Eine Investition in Innovation, die größtenteils vom privaten Sektor finanziert wird
Italien schafft es trotz geringerer F&E-Ausgaben, mehr Innovationen hervorzubringen als Frankreich, indem es auf vielversprechende Sektoren wie Industriedesign und Elektromechanik abzielt. Im Gegensatz zu Frankreich, wo die Forschung weitgehend öffentlich über das CNRS erfolgt, bevorzugt Italien kurzfristige, ertragsstarke Innovationen, die vom privaten Sektor finanziert werden. Unternehmen arbeiten regional zusammen und fördern so die Agilität, während die italienische Besteuerung das Unternehmertum fördert, insbesondere durch einen Steuerabzug von 50 % für Investoren in innovative KMU. Auch die niedrigeren Sozialversicherungsbeiträge machen Italien für Arbeitgeber attraktiver.

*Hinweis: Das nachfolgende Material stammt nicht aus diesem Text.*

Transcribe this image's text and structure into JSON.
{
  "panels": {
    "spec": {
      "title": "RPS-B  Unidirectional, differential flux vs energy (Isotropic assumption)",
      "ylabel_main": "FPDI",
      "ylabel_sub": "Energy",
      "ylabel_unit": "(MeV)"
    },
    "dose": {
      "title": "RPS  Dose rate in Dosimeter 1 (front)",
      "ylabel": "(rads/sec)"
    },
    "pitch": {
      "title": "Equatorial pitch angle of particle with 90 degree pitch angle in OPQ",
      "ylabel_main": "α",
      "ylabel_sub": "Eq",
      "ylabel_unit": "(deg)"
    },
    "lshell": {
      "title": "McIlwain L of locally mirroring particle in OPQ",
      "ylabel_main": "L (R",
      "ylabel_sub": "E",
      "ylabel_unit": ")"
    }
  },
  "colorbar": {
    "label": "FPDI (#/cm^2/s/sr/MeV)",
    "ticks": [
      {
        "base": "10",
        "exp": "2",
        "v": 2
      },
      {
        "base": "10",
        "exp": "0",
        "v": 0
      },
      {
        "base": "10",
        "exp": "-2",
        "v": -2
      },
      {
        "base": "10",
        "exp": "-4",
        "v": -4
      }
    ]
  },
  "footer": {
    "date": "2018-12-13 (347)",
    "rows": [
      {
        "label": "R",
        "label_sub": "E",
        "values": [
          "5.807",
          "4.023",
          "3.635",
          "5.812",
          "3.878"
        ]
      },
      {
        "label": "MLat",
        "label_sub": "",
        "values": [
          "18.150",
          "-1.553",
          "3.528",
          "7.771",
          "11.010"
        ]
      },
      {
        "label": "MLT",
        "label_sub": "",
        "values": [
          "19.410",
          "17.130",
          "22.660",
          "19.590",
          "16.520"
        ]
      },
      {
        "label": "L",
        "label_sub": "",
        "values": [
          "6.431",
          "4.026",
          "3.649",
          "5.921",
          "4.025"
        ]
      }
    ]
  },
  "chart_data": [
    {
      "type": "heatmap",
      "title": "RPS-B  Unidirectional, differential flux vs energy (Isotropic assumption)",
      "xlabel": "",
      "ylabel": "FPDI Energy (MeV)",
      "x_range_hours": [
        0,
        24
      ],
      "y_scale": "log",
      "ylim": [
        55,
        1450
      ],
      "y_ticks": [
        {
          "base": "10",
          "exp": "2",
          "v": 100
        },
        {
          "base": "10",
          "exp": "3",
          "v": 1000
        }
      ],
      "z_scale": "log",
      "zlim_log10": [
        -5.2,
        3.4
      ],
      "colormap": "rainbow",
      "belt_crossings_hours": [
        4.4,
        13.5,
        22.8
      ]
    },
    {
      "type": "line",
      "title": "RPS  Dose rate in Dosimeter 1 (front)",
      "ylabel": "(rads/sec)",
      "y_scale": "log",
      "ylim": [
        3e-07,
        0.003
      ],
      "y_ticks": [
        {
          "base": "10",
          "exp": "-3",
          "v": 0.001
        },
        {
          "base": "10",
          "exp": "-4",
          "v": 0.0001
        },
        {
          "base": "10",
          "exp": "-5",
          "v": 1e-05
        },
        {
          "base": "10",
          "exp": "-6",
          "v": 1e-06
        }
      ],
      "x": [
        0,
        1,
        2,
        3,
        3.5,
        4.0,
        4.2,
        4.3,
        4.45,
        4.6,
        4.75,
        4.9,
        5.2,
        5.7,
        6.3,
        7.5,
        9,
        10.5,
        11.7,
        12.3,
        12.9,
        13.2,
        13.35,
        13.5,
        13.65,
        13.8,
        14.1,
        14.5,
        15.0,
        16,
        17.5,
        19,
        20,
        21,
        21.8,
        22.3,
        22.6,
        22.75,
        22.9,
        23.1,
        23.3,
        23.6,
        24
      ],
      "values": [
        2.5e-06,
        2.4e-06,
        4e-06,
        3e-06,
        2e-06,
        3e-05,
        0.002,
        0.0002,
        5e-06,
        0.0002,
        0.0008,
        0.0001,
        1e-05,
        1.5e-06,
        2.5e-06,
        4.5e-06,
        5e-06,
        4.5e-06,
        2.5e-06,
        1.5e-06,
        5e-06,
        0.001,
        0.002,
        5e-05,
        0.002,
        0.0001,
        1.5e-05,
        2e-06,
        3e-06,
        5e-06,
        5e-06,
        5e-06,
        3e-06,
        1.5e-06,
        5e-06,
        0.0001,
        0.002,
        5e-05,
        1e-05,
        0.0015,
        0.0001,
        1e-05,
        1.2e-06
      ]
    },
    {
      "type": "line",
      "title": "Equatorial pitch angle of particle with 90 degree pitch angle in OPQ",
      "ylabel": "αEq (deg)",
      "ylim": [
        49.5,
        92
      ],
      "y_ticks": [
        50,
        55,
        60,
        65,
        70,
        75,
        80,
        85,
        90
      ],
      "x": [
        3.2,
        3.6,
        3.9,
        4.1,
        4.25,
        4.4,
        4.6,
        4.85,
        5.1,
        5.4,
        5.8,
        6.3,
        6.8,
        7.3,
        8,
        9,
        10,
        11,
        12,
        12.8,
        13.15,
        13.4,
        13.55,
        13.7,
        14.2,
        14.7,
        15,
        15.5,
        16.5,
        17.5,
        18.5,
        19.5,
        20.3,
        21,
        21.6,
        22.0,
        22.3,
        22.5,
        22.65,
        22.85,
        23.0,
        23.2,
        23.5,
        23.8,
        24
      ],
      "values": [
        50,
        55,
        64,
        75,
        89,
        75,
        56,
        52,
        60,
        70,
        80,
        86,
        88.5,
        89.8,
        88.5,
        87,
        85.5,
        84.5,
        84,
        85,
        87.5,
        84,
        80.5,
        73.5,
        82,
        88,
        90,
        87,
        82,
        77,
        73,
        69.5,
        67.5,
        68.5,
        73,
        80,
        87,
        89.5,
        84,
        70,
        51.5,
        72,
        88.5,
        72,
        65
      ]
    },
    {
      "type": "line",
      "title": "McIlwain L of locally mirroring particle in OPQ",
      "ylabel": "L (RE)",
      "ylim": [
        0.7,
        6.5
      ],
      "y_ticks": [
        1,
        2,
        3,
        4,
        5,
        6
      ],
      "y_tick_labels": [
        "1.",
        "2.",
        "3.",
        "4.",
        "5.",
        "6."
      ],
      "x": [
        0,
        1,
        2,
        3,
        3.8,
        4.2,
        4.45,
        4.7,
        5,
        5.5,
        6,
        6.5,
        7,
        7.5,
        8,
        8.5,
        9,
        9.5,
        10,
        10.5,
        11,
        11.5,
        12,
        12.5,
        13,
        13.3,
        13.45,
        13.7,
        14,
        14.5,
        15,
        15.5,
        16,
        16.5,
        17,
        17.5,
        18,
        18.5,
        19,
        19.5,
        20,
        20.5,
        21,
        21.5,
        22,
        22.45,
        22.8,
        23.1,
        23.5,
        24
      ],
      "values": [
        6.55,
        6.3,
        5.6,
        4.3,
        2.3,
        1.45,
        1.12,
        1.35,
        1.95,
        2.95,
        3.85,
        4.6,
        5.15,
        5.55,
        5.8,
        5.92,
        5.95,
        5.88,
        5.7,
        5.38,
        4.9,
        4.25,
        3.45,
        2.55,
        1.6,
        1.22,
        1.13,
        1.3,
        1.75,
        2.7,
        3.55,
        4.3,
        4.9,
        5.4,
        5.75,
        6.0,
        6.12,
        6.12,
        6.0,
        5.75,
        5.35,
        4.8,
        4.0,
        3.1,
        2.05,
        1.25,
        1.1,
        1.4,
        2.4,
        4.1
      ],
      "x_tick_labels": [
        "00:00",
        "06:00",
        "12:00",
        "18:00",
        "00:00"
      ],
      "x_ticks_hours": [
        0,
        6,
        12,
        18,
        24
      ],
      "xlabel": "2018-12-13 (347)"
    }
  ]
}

Angesichts der Haushaltszwänge und der Notwendigkeit, die Wettbewerbsfähigkeit zu steigern, hat Italien Reformen durchgeführt, die darauf abzielen, die Arbeitskosten zu senken und seine Wettbewerbsfähigkeit auf externen Märkten zu verbessern. Darüber hinaus ermutigt das niedrige Niveau der Produktionssteuern in Italien (2,2 % des BIP, verglichen mit 4,7 % in Frankreich laut Fipeco) Unternehmen stark dazu, ihre Lieferungen von Subunternehmern außerhalb der Alpen zu beziehen, insbesondere in der Elektroausrüstungs- oder Modebranche.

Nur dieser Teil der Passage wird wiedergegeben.